I’ve finally come up for air after the last chemo dose, just in time for 20 zaps of radiation over four weeks starting next Wednesday.
What’s exercising my mind, however, is what comes after that.
You’re saying, “Wait, there’s more?”
Yes. Yes there is.
The majority of breast cancers are Endocrine Receptor positive meaning that oestrogen, once a useful friend, has become another F word.
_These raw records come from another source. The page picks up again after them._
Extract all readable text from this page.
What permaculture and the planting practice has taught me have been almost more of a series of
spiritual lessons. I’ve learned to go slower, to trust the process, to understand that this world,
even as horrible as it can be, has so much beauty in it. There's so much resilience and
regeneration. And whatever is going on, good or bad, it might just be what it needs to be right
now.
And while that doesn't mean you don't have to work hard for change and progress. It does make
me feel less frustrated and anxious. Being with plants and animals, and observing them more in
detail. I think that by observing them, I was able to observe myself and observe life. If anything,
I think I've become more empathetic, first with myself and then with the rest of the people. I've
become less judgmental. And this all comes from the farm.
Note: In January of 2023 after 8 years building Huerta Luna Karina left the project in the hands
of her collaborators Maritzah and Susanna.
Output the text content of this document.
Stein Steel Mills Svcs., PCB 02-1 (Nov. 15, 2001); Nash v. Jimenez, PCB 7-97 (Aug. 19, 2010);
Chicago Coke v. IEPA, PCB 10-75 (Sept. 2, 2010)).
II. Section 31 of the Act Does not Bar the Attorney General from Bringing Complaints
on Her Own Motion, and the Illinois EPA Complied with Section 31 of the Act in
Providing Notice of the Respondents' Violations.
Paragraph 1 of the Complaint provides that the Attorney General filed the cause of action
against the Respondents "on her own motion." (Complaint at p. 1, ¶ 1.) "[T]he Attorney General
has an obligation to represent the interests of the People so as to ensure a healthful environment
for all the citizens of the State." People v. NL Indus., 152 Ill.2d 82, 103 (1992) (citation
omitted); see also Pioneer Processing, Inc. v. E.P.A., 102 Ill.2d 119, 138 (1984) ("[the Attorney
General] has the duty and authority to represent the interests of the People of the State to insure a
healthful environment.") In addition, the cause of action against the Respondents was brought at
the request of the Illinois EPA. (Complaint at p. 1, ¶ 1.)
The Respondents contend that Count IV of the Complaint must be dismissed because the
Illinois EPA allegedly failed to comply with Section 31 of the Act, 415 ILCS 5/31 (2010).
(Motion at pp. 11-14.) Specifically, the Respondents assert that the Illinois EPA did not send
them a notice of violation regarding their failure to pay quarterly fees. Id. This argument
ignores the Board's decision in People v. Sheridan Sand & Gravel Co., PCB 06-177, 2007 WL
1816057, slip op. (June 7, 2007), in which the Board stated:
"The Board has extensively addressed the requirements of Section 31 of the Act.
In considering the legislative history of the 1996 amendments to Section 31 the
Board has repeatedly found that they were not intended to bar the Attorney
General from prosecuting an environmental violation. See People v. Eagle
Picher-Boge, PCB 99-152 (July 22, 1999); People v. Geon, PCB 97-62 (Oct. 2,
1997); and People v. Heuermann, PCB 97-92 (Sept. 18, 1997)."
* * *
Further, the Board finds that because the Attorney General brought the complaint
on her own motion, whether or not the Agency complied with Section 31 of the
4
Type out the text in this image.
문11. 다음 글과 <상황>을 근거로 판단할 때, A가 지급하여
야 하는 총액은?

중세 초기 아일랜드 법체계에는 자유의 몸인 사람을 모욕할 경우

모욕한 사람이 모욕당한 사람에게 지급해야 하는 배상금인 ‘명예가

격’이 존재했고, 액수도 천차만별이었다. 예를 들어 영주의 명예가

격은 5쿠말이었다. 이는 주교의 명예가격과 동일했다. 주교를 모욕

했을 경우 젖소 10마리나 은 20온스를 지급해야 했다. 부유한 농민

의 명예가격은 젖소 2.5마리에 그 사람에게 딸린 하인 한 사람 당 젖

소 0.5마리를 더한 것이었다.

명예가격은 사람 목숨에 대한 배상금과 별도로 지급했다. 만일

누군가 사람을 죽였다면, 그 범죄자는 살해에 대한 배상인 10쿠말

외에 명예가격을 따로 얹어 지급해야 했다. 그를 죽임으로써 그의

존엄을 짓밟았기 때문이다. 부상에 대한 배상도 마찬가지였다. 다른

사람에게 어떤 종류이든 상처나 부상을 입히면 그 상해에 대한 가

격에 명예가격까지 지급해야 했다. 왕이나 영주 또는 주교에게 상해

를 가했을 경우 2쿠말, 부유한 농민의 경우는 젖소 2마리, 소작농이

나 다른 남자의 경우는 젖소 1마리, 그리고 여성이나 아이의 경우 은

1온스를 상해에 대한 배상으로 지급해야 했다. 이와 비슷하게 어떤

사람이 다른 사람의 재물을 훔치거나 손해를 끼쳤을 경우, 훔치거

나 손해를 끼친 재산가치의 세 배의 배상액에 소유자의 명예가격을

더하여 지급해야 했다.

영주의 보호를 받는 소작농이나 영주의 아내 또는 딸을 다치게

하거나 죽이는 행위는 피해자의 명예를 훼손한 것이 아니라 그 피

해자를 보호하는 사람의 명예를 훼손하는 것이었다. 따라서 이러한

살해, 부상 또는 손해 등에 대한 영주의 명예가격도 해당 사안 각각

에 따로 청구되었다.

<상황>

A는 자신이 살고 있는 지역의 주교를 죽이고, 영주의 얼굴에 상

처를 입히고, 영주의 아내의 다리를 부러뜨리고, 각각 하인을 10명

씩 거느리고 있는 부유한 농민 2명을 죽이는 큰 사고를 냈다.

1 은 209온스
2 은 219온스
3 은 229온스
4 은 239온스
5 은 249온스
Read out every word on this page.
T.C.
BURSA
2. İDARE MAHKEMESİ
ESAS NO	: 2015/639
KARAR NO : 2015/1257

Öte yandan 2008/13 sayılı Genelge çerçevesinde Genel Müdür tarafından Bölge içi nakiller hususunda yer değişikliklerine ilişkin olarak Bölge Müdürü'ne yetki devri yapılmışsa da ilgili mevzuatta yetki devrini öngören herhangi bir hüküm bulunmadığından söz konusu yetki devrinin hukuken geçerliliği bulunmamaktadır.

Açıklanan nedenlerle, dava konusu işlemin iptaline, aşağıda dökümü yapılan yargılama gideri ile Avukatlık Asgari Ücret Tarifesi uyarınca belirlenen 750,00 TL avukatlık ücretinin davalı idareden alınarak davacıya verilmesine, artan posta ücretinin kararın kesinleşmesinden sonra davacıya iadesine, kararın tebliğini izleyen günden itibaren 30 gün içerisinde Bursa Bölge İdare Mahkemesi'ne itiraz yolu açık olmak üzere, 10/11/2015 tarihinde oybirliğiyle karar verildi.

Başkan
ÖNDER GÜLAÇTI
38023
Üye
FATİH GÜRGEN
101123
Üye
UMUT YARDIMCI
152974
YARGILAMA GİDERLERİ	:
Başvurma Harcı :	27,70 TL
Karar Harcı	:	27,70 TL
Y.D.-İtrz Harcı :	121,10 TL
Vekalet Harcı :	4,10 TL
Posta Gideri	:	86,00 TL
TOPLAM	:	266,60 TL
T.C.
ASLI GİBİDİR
This foe will require 5 years of daily tablet popping. In consultation with my oncologist, I will get to select one or other from a family of aromatase inhibitors. Aromatase is an enzyme responsible for converting androgens to oestrogen. Don’t you think androgens sound a bit like alien life forms?
This seems all very straightforward until you start researching the suite of potential side effects*. These may include but are not exclusive to:
- loss of bone density;
- back to the future menopausal symptoms;
- fatigue (universal to all of the treatments thus far);
- joint and muscle pain (more common than you’d hope);
- mood changes (watch out!)
- poor sleep; and
- weight gain (really?)
As someone who has low bone density already, I was concerned enough about these impacts to have a chat with my GP yesterday. Thankfully, she didn’t minimise my concerns and took the time to outline a range of potential options.
There’s one word that keeps coming up in conversation and reading.
E X E R C I S E. That doesn’t start with the letter F so it looks like I’m going to have to learn to love the E word.
*As an aside, nobody mentioned any of this at the start of the treatment planning. I don’t know whether people feel as if you can’t handle too much information up front, but I would have appreciated a heads up a bit earlier.